Time Team

Llancaiach Fawr - Dig Report

Features

Excavations underway

Friday 01 April 2011

The mystery of the moat at Llancaiach Fawr manor house is one that had our archaeologists scratching their heads. When a new visitor car park was constructed at the site of this 14th century grade 1 listed manor house the work uncovered a moat. Good news, and to be expected at a medieval manor site. There was a slight problem with the discovery however... the moat ran in the wrong direction, away from the standing manor into a field to the west. So what could the feature be, a roman fort, a royal court, a chapel... a cattle enclosure?

Time Team had been invited by Diane Walker, director of Llancaiach Fawr manor in South Wales to come up with some answers - in particular Diane hoped the team would be able to find evidence of an earlier manor house on the site. So the team got to work. Without waiting for the geophys team. Our first trench went in over the oat feature first planned by the Royal Commission in the 1970s. An earlier small dig in this area had discovered what could be stone walls. Phil was convinced we needed to think big, so our trench was much bigger.

The existing Llancaiach Fawr Manor house was built sometime in the early 16th century by the wealthy and powerful Pritchard family who claimed ancestry back to the 12th century. With the documents regarding the manor house itself only dating to the 16th century the length of time the family had lived at the site remained unclear. The team hoped that the moat would lead us to an earlier manor allowing the history of the site to be pushed back in time.

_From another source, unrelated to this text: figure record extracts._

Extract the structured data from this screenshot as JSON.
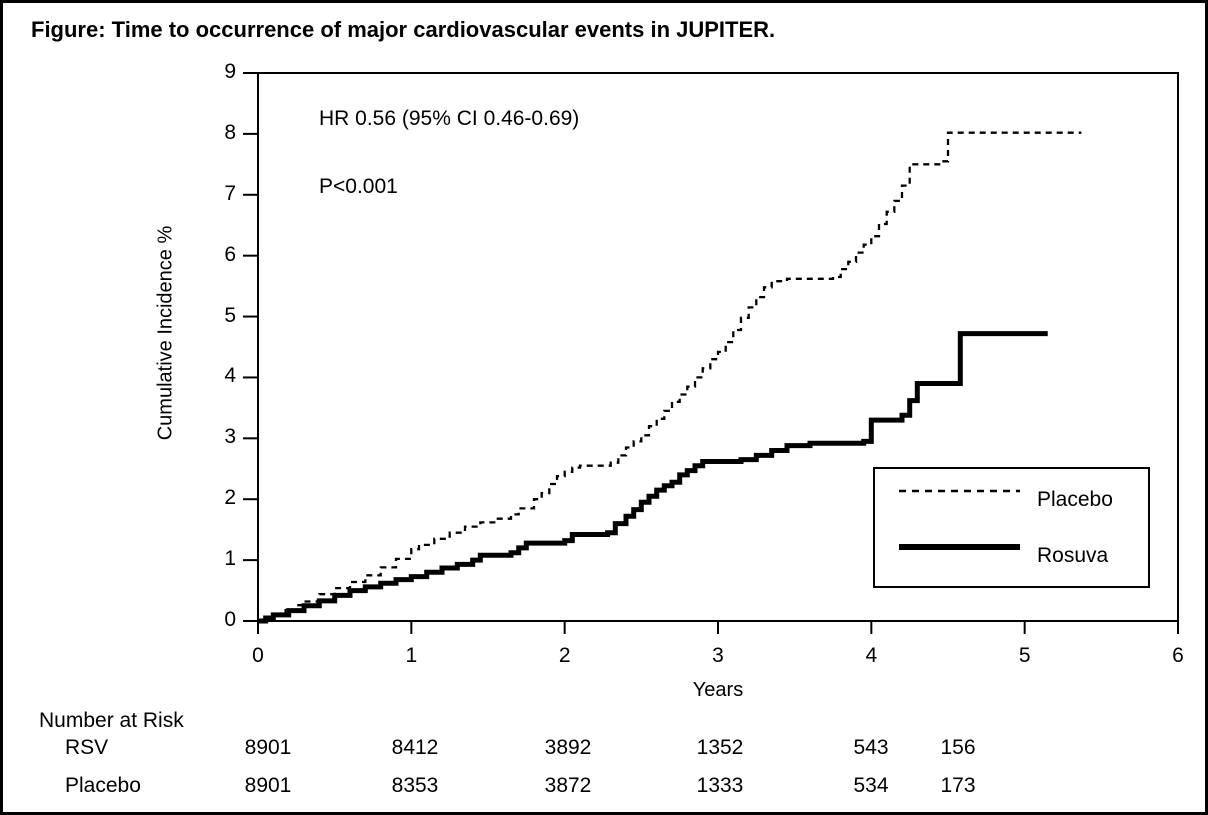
{
  "figure": {
    "title": "Figure: Time to occurrence of major cardiovascular events in JUPITER."
  },
  "chart_data": {
    "type": "line",
    "subtype": "kaplan-meier-step",
    "title": "Time to occurrence of major cardiovascular events in JUPITER",
    "xlabel": "Years",
    "ylabel": "Cumulative Incidence %",
    "xlim": [
      0,
      6
    ],
    "ylim": [
      0,
      9
    ],
    "xticks": [
      0,
      1,
      2,
      3,
      4,
      5,
      6
    ],
    "yticks": [
      0,
      1,
      2,
      3,
      4,
      5,
      6,
      7,
      8,
      9
    ],
    "grid": false,
    "annotations": [
      "HR 0.56 (95% CI 0.46-0.69)",
      "P<0.001"
    ],
    "legend": {
      "position": "inside-right",
      "entries": [
        {
          "name": "Placebo",
          "style": "dashed"
        },
        {
          "name": "Rosuva",
          "style": "solid-thick"
        }
      ]
    },
    "series": [
      {
        "name": "Placebo",
        "line": "dashed",
        "points": [
          [
            0,
            0
          ],
          [
            0.05,
            0.05
          ],
          [
            0.1,
            0.1
          ],
          [
            0.18,
            0.18
          ],
          [
            0.25,
            0.26
          ],
          [
            0.3,
            0.32
          ],
          [
            0.4,
            0.44
          ],
          [
            0.5,
            0.54
          ],
          [
            0.6,
            0.64
          ],
          [
            0.7,
            0.75
          ],
          [
            0.8,
            0.88
          ],
          [
            0.9,
            1.02
          ],
          [
            1.0,
            1.18
          ],
          [
            1.05,
            1.25
          ],
          [
            1.15,
            1.35
          ],
          [
            1.25,
            1.45
          ],
          [
            1.35,
            1.55
          ],
          [
            1.45,
            1.62
          ],
          [
            1.55,
            1.68
          ],
          [
            1.65,
            1.75
          ],
          [
            1.7,
            1.85
          ],
          [
            1.8,
            2.0
          ],
          [
            1.85,
            2.1
          ],
          [
            1.9,
            2.25
          ],
          [
            1.95,
            2.38
          ],
          [
            2.0,
            2.45
          ],
          [
            2.05,
            2.52
          ],
          [
            2.1,
            2.55
          ],
          [
            2.3,
            2.6
          ],
          [
            2.35,
            2.72
          ],
          [
            2.4,
            2.85
          ],
          [
            2.45,
            2.95
          ],
          [
            2.5,
            3.05
          ],
          [
            2.55,
            3.2
          ],
          [
            2.6,
            3.32
          ],
          [
            2.65,
            3.45
          ],
          [
            2.7,
            3.6
          ],
          [
            2.75,
            3.72
          ],
          [
            2.8,
            3.85
          ],
          [
            2.85,
            4.0
          ],
          [
            2.9,
            4.15
          ],
          [
            2.95,
            4.3
          ],
          [
            3.0,
            4.42
          ],
          [
            3.05,
            4.58
          ],
          [
            3.1,
            4.78
          ],
          [
            3.15,
            4.98
          ],
          [
            3.2,
            5.15
          ],
          [
            3.25,
            5.32
          ],
          [
            3.3,
            5.48
          ],
          [
            3.35,
            5.58
          ],
          [
            3.45,
            5.62
          ],
          [
            3.75,
            5.65
          ],
          [
            3.8,
            5.78
          ],
          [
            3.85,
            5.9
          ],
          [
            3.9,
            6.05
          ],
          [
            3.95,
            6.18
          ],
          [
            4.0,
            6.32
          ],
          [
            4.05,
            6.52
          ],
          [
            4.1,
            6.72
          ],
          [
            4.15,
            6.9
          ],
          [
            4.2,
            7.15
          ],
          [
            4.25,
            7.5
          ],
          [
            4.45,
            7.55
          ],
          [
            4.5,
            8.02
          ],
          [
            5.37,
            8.02
          ]
        ]
      },
      {
        "name": "Rosuva",
        "line": "solid",
        "points": [
          [
            0,
            0
          ],
          [
            0.05,
            0.05
          ],
          [
            0.1,
            0.1
          ],
          [
            0.2,
            0.17
          ],
          [
            0.3,
            0.25
          ],
          [
            0.4,
            0.33
          ],
          [
            0.5,
            0.42
          ],
          [
            0.6,
            0.5
          ],
          [
            0.7,
            0.56
          ],
          [
            0.8,
            0.62
          ],
          [
            0.9,
            0.68
          ],
          [
            1.0,
            0.73
          ],
          [
            1.1,
            0.8
          ],
          [
            1.2,
            0.87
          ],
          [
            1.3,
            0.93
          ],
          [
            1.4,
            1.0
          ],
          [
            1.45,
            1.08
          ],
          [
            1.65,
            1.12
          ],
          [
            1.7,
            1.2
          ],
          [
            1.75,
            1.28
          ],
          [
            2.0,
            1.32
          ],
          [
            2.05,
            1.42
          ],
          [
            2.28,
            1.45
          ],
          [
            2.33,
            1.6
          ],
          [
            2.4,
            1.72
          ],
          [
            2.45,
            1.83
          ],
          [
            2.5,
            1.95
          ],
          [
            2.55,
            2.05
          ],
          [
            2.6,
            2.15
          ],
          [
            2.65,
            2.22
          ],
          [
            2.7,
            2.28
          ],
          [
            2.75,
            2.4
          ],
          [
            2.8,
            2.47
          ],
          [
            2.85,
            2.55
          ],
          [
            2.9,
            2.62
          ],
          [
            3.15,
            2.65
          ],
          [
            3.25,
            2.72
          ],
          [
            3.35,
            2.8
          ],
          [
            3.45,
            2.88
          ],
          [
            3.6,
            2.92
          ],
          [
            3.95,
            2.95
          ],
          [
            4.0,
            3.3
          ],
          [
            4.2,
            3.38
          ],
          [
            4.25,
            3.62
          ],
          [
            4.3,
            3.9
          ],
          [
            4.58,
            4.72
          ],
          [
            5.15,
            4.72
          ]
        ]
      }
    ]
  },
  "risk_table": {
    "title": "Number at Risk",
    "rows": [
      {
        "label": "RSV",
        "values": [
          "8901",
          "8412",
          "3892",
          "1352",
          "543",
          "156"
        ]
      },
      {
        "label": "Placebo",
        "values": [
          "8901",
          "8353",
          "3872",
          "1333",
          "534",
          "173"
        ]
      }
    ]
  },
  "colors": {
    "line": "#000000",
    "background": "#ffffff",
    "border": "#000000"
  }
}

As the moat trench progressed it began to reveal what appeared to be lines of stonework but all in pretty bad condition. Perhaps geophys could help. John and his team got cracking over a wide area around the moat trench. Unfortunately the results prove less than conclusive. In fact there was almost nothing on them, including any evidence of the moat continuing. Our site director Ben Robinson was puzzled but didn't think the geophys was quite as discouraging as it first appeared. One feature stood out - a large ditch like feature running around the field. Ben was convinced this could be a boundary ditch - perhaps to an earlier settlement.

With no sign of an earlier manor house in the moat field the team turned their attention to the rest of the landscape around the standing building. Stewart had been examining old maps of the area and discovered what appeared to be the evidence of an earlier settlement to the south of the manor house. Could this be the site of our elusive manor. Geophys got straight to work and revealed... almost nothing at all. So, no house to the south then.

Back in the moat field the new trenches investigating the boundary ditch come up trumps - but not quite with what we expected. Phil was a very happy man when Bronze Age pottery began appearing. Settlement activity this old is rare in Wales and suggested that humans had lived at the site for thousands of years. Not quite what we had come to Llancaiach Fawr to find, but a great discovery nonetheless.

A Prehistoric enclosure was all very interesting but wasn't getting us any closer to an earlier manor site. Ben had a theory - he thought the earlier manor may be right next to the existing one, underneath its beautifully manicured ornamental gardens. With a nervous landowner looking on Raksha began to dig. Following the earth shattering discovery of a piece of plastic at the bottom of the trench we soon abandoned Bens new theory.

By now it was Stewarts turn again. Map evidence showed a trackway to the west of the site that could lead to a gatehouse and perhaps an early defensive wall, well, according to Stewart anyway. So a trench went in to test the theory and discovered... a sewage pipe.

As day three began Ben assembled the troops to consider our options. There was just one place left to look - the north of the manor. Could we finally be about to discover the lost manor house of Llancaiach Fawr? In short, no... At the end of our three days in Wales we hadn't found any evidence of medieval building on the site at all.

But it wasn't all bad news. Phil had been quietly working away in the moat field and had uncovered lots of evidence for prehistoric activity. It seemed likely that these ditches and banks as well as other prehistoric features which may have been visible in the 16th century could have been the very reason that the Pritchard family chose to build their grand manor house at the site - an association with legendary heroes of the ancient past could have been just what the family needed to legitimize their claim to this beautiful part of South Wales.